With this language:
L = {x^i, y^j, z^k : i != j ∨ j != k; i ≥ 0; j ≥ 0; k ≥ 0}, Σ = {x, y, z}
How do I get the context-free grammar of this language?
There are some tricks that can be used to solve problems like this, and this problem benefits from at least a couple of them:
Always split languages based on unions and logical "or". In this case, our language L = {x^i, y^j, z^k : i != j ∨ j != k; i ≥ 0; j ≥ 0; k ≥ 0} has a logical "or" in the condition and is therefore equivalent to the union of two languages with the condition split: L = L1 U L2 where L1 = {x^i, y^j, z^k : i != j; i ≥ 0; j ≥ 0; k ≥ 0} and L2 = {x^i, y^j, z^k : j != k; i ≥ 0; j ≥ 0; k ≥ 0}. A CFG for the union of two CFLs can be formed by introducing a new start nonterminal that produces each of the start nonterminals for the CFLs' CFGs.
Rewrite complicated conditions as equivalent expressions involving simple conditions, ideally ones for which you already know how to write the CFG. For instance, i != j is equivalent to i < j ∨ i > j. This allows us to rewrite L1 and L2 from above as L1 = {x^i, y^j, z^k : i < j ∨ i > j; i ≥ 0; j ≥ 0; k ≥ 0} and L2 = {x^i, y^j, z^k : j < k ∨ j > k; i ≥ 0; j ≥ 0; k ≥ 0}. Notice that we can now rewrite L1 = L3 U L4 and L2 = L5 U L6 using the consideration from above, so L = L3 U L4 U L5 U L6 where L3 = {x^i, y^j, z^k : i < j; i ≥ 0; j ≥ 0; k ≥ 0}, L4 = {x^i, y^j, z^k : i > j; i ≥ 0; j ≥ 0; k ≥ 0}, L5 = {x^i, y^j, z^k : j < k; i ≥ 0; j ≥ 0; k ≥ 0} and L6 = {x^i, y^j, z^k : j > k; i ≥ 0; j ≥ 0; k ≥ 0}.
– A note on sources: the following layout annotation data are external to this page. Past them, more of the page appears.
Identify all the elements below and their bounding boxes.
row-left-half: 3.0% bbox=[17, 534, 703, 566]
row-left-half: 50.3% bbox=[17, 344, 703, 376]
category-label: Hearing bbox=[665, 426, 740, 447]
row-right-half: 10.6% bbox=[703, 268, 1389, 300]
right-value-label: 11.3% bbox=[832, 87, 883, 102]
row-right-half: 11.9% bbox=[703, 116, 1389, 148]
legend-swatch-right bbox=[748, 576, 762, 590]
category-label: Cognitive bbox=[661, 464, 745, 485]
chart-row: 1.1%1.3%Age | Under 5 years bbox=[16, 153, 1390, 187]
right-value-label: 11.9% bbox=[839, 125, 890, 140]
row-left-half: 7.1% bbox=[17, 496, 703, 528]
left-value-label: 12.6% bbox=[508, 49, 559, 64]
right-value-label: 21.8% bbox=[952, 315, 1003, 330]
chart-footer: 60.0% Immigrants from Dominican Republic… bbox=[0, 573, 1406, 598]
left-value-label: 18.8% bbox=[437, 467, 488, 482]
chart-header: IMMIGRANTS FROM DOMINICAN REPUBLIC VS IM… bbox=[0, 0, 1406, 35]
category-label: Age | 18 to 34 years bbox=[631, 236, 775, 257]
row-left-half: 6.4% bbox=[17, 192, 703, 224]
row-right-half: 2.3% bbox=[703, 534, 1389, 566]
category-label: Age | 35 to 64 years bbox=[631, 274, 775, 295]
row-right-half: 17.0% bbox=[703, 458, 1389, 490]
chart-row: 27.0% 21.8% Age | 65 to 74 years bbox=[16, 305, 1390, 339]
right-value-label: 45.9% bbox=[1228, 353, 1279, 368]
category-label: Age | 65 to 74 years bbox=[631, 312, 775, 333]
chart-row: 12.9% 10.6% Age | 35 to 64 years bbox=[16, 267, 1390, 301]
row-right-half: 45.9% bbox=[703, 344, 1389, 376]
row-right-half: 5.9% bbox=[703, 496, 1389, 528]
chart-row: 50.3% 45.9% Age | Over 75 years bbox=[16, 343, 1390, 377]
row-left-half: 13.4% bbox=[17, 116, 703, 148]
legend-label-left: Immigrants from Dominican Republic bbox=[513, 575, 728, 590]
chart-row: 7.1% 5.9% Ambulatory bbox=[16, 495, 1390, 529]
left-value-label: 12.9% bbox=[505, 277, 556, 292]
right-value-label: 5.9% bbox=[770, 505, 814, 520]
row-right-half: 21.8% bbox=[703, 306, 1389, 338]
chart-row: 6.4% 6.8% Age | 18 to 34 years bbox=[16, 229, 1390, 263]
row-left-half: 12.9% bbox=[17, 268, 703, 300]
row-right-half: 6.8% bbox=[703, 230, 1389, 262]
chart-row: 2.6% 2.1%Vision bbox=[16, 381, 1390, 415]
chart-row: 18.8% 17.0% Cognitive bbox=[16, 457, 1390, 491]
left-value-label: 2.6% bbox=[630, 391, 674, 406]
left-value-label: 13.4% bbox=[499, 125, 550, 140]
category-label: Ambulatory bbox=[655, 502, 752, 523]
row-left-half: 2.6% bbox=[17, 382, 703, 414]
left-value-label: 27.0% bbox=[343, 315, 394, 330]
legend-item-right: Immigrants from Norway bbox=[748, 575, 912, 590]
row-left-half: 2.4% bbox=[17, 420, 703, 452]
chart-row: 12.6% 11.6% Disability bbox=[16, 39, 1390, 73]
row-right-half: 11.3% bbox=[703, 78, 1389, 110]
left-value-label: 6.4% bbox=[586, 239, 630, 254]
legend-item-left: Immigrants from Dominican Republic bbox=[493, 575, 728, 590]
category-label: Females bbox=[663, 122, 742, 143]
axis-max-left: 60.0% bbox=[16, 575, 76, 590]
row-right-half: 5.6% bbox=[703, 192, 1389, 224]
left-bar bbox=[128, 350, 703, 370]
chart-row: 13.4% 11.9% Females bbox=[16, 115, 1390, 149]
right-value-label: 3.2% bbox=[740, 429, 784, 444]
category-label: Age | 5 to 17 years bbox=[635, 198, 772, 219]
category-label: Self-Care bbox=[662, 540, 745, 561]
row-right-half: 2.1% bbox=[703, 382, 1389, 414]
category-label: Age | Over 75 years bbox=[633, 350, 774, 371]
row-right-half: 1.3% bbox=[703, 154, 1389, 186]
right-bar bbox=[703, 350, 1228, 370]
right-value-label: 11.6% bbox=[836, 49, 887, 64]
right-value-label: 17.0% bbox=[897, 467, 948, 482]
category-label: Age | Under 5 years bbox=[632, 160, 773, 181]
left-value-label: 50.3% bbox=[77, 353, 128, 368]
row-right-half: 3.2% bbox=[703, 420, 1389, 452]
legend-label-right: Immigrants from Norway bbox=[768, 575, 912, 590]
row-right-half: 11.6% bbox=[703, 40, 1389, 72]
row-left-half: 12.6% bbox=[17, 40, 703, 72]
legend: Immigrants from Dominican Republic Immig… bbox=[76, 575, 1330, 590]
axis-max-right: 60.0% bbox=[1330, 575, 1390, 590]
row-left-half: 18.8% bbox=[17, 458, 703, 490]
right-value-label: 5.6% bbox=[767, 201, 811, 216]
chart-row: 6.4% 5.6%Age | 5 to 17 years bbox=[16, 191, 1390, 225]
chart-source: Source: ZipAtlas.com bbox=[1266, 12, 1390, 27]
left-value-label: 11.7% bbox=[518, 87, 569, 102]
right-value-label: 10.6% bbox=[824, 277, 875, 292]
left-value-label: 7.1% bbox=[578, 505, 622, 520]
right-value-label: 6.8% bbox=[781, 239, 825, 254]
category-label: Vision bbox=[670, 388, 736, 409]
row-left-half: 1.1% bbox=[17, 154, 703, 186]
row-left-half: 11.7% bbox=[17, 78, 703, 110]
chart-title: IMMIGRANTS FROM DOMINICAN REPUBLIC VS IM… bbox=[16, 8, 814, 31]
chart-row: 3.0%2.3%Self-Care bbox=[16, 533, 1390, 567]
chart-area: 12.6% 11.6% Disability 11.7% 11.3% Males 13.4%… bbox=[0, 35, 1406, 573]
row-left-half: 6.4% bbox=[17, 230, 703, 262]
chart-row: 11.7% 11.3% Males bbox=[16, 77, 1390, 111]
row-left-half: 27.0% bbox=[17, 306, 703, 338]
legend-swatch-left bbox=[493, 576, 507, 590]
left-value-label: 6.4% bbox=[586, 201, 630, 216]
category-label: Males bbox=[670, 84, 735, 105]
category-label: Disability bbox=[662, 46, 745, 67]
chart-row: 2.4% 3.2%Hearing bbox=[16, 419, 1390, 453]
CFGs for these are a little easier to produce:
S3 := S3 z | T3
T3 := x T3 y | T3 y | y
S4 := S4 z | T4
T4 := x T4 y | x T4 | x
S5 := x S5 | T5
T5 := y T5 z | S5 z | z
S6 := x S6 | T6
T6 := y T6 z | y S6 | y
To finish the grammar off, just make the start symbol S for L's CFG produce each of the start symbols S3, S4, S5, S6:
S := S3 | S4 | S5 | S6